Non solo belle, non solo bionde, non solo star. Ma anche malate. Di più: pubblicamente malate. Come Xeni Jardin, la blogger e giornalista esperta di tecnologia che ha raccontato su Twitter, con la hashtag myfirstmammo, tutto il percorso, doloroso, dalla scelta di sottoporsi a una prima mammografia fino alla scoperta del cancro al seno. Non un’amica al telefono con cui condividere intimo dolore, ma 50.680 follower pronti a seguire in diretta l’esperienza più personale che ci sia: la scoperta della propria, mortale, vulnerabilità.
I tweets di Jardin, nome d’arte dal fascino floreale, sembrano gli sms di una sorella in difficoltà: «Ho deciso che l’esperienza della mammografia può essere meno spaventosa se la trasformo in un gioco». Una richiesta di pubblico sostegno, presto diventata una vera confessione planetaria: dalla speranza, alla paura, alla possibile resurrezione.
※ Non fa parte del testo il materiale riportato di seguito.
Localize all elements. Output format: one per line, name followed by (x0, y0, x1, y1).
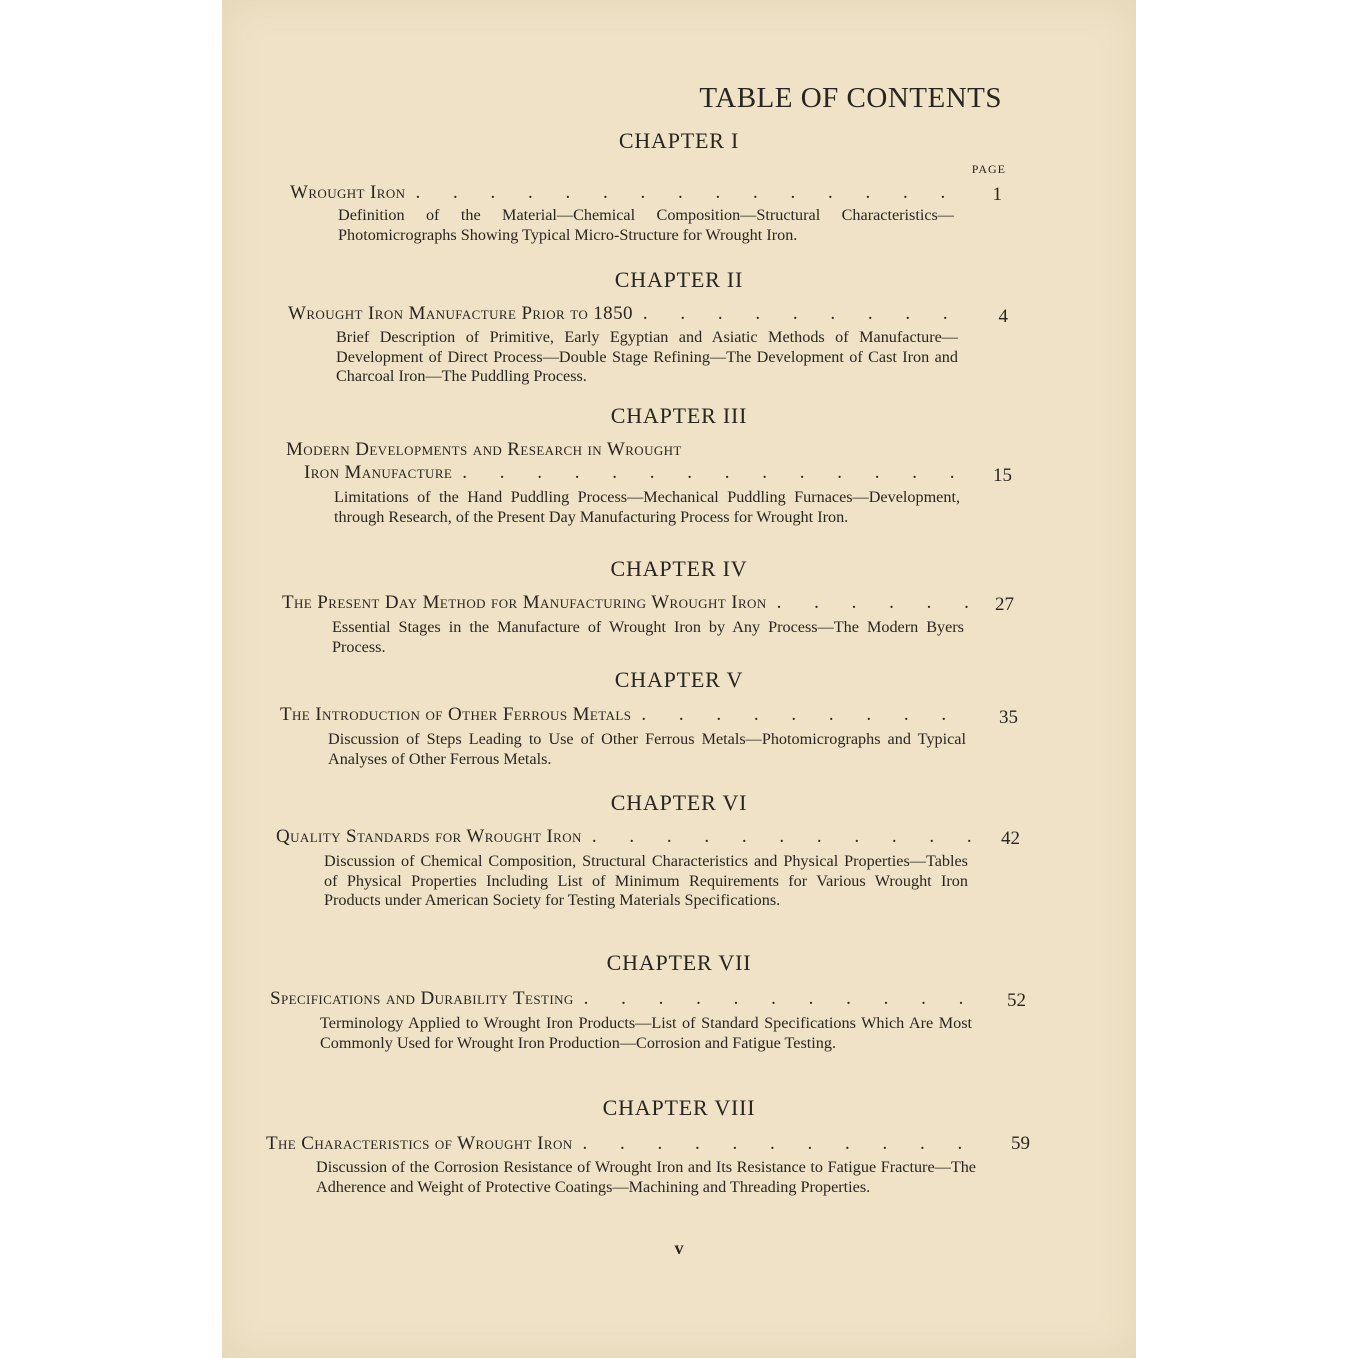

E migliaia di segnali di incoraggiamento, di lacrime digitali, di strette di mano virtuali.
La storia di Madame Boing, come si fa chiamare Jardin, è una delle esperienze in grado di raccontare il clima della nostra epoca, di semplificare attraverso l’esperienza un pezzetto di presente. Non si tratta di giudicare la paura, perché è impossibile e disumano farlo. Né di pretendere di valutare una personalissima scelta, sarebbe non solo poco cattolico ma anche poco amichevole. E persino fuori tempo massimo nel mondo dei follower dall’emozione a portata di mano e di tastiera. Però la decisione di Miss Jardin è utile a capire come nel tempo è mutato il senso del successo e quello della paura.
Le star non sono più come gli astri, quelli veri, luccicanti, lontani, sempre splendenti. Mai una ruga, mai una brutta figura o un sorriso storto. Le dive, perché Xeni in America lo è, sono scapigliate e in accappatoio, così come si è fotografata lei appena prima di fare la mammografia. Le dive sono brutte, persino, come una malattia che ti costringe a guardarla in faccia.
E se il web ha reso la notorietà una roba quotidiana, mai algida e fredda come una principessa monegasca d’altri tempi, la rete è diventata anche il Prozac dei contemporanei. Forse per Xeni Jardin lo è stato. Il tempo di scrivere un tweet equivale a quello di prendere una pillola antidepressiva: ci vuole un attimo e sortisce quasi subito il suo effetto. Abbracci virtuali come scosse cerebrali.
Con il progresso tecnologico, brillante, funzionale, futurista siamo tornati a uno dei sentimenti chiave dell’umanità: l’empatia. Ci piacciono (finalmente) i deboli, li abbracciamo quando vogliono essere consolati. Una grande compassione globale, ecco la rete cosa (anche) è.